WASHINGTON — Long is the list of problems Congress has addressed with short-term answers.
WASHINGTON — Long is the list of problems Congress has addressed with short-term answers.
When senators left town early Saturday after approving a brief extension of the nation’s highway and transit aid, they were following a well-worn path. If a program is about to expire and the two sides are stymied over what to do, Congress often keeps the program alive temporarily and revisits the problem later.
The two-month rescue of the highway trust fund is Congress’ 33rd short-term patch of that program since 2008, the Transportation Department says. Lawmakers have approved another 101 measures temporarily keeping federal agencies open since it last completed all its spending bills on time in 1997, according to the nonpartisan Congressional Research Service.
Lawmakers have also used short extensions to address expiring tax breaks, avoid federal defaults and keep agriculture and other programs from grinding to a halt, frustrating government agencies craving stability.
“If we were a company, we’d be bankrupt,” said Sen. Johnny Isakson, R-Ga.
Lawmakers failed to resolve another dispute — the fate of the nation’s domestic surveillance program — with a short-term fix.
Backed by President Barack Obama, the House overwhelmingly approved legislation last week phasing out the National Security Agency’s collection and storage of Americans’ telephone records. Early Saturday, senators blocked that bill and other short-term extensions, and plan to return May 31 to address the issue.
Without congressional action, laws authorizing that and two other surveillance programs would expire at midnight May 31, which officials say would hurt intelligence gathering.
The fallback, short-term strategy has been used by both parties and draws plenty of critics, who say it lets lawmakers postpone making uncomfortable choices. They cite that inaction as a reason why Congress’ popularity remains abysmal: In a poll this month by the nonpartisan Pew Research Center, just 22 percent approve of the job congressional leaders are doing.
“Members find it easier to put off decisions rather than make decisions,” said Thomas Schatz, president of the conservative-leaning Citizens Against Government Waste. “There are no consequences for failing to act.”
Leaders argue that while no one prefers short-term legislation, it buys time to seek longer-term solutions while keeping popular programs afloat.
“Some of this is hard. And particularly on the money side,” No. 2 Senate GOP leader John Cornyn of Texas said in explaining why Congress resorts to short-term fixes, frequently due to disputes over how to pay for programs.
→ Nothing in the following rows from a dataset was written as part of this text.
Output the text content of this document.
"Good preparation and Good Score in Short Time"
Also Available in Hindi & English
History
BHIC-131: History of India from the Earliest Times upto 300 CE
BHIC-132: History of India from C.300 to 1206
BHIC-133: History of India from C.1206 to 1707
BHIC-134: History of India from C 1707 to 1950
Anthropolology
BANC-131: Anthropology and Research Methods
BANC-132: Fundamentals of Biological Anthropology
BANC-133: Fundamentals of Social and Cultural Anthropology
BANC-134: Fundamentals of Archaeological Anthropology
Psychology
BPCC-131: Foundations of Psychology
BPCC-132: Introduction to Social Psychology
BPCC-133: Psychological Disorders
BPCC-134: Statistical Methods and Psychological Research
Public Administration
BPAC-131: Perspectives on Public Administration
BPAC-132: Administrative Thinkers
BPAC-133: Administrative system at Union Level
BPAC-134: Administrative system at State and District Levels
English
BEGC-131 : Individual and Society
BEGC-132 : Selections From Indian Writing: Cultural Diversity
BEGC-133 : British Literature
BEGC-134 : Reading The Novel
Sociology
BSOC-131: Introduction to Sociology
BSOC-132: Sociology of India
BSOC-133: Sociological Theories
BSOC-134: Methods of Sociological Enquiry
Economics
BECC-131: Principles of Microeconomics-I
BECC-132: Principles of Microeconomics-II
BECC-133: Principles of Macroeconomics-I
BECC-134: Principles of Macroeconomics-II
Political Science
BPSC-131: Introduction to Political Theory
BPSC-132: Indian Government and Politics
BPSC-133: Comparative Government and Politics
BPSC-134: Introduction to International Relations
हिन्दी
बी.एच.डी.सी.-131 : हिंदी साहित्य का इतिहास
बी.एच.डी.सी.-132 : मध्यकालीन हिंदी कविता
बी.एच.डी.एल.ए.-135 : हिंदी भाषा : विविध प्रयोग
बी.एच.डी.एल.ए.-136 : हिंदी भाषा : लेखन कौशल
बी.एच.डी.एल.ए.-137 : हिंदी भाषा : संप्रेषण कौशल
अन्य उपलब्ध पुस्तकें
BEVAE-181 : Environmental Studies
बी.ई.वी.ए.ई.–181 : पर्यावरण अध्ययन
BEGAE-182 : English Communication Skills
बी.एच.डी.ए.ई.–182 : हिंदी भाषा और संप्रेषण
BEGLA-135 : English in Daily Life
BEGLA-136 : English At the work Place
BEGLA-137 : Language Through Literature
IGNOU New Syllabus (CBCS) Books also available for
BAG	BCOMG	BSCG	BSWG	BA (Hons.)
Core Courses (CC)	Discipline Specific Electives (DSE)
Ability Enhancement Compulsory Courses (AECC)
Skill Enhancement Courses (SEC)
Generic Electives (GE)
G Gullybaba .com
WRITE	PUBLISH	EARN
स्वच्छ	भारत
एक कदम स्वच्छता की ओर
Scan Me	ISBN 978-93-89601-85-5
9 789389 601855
The highway bill is a good example. The government’s ability to spend money from the highway trust fund expires May 31. There is bipartisan support for a long-term extension of the highway program, but little agreement over how to pay for it.
The highway trust fund is financed chiefly by federal taxes on gasoline and diesel fuel that have not been increased since 1993 under President Bill Clinton. A few lawmakers would raise that tax, while other proposals include collecting more taxes from American companies doing business abroad.
An extension through July “was not our preferred path forward,” House Transportation Committee Chairman Bill Shuster, R-Pa., said last week as his chamber approved the bill. But he said it would meet “an immediate, critical need” of keeping road projects going into the summer and preventing layoffs.
Still, the two-month extension was an easy target for others, who said state and local governments need the certainty of long-term financing to build and plan road projects.
“What can you build in 60 days? Well, you can fill a pothole,” said No. 2 Senate Democratic leader Dick Durbin of Illinois.
In a noteworthy departure from its pattern of temporary fixes, Congress voted overwhelmingly in April to resolve one nagging problem and permanently change how Medicare reimburses doctors.
Lawmakers had voted 17 times since 2003 to temporarily block a 1997 law that would have forced cuts in doctors’ Medicare fees, reductions that threatened to make it harder for elderly Medicare recipients to find medical care.
Tired of the relentless pressure to prevent the cuts, House Speaker John Boehner, R-Ohio, and Minority Leader Nancy Pelosi, D-Calif., struck a compromise revamping the payment system, with most of the 10-year, $214 billion costs coming from increased federal borrowing.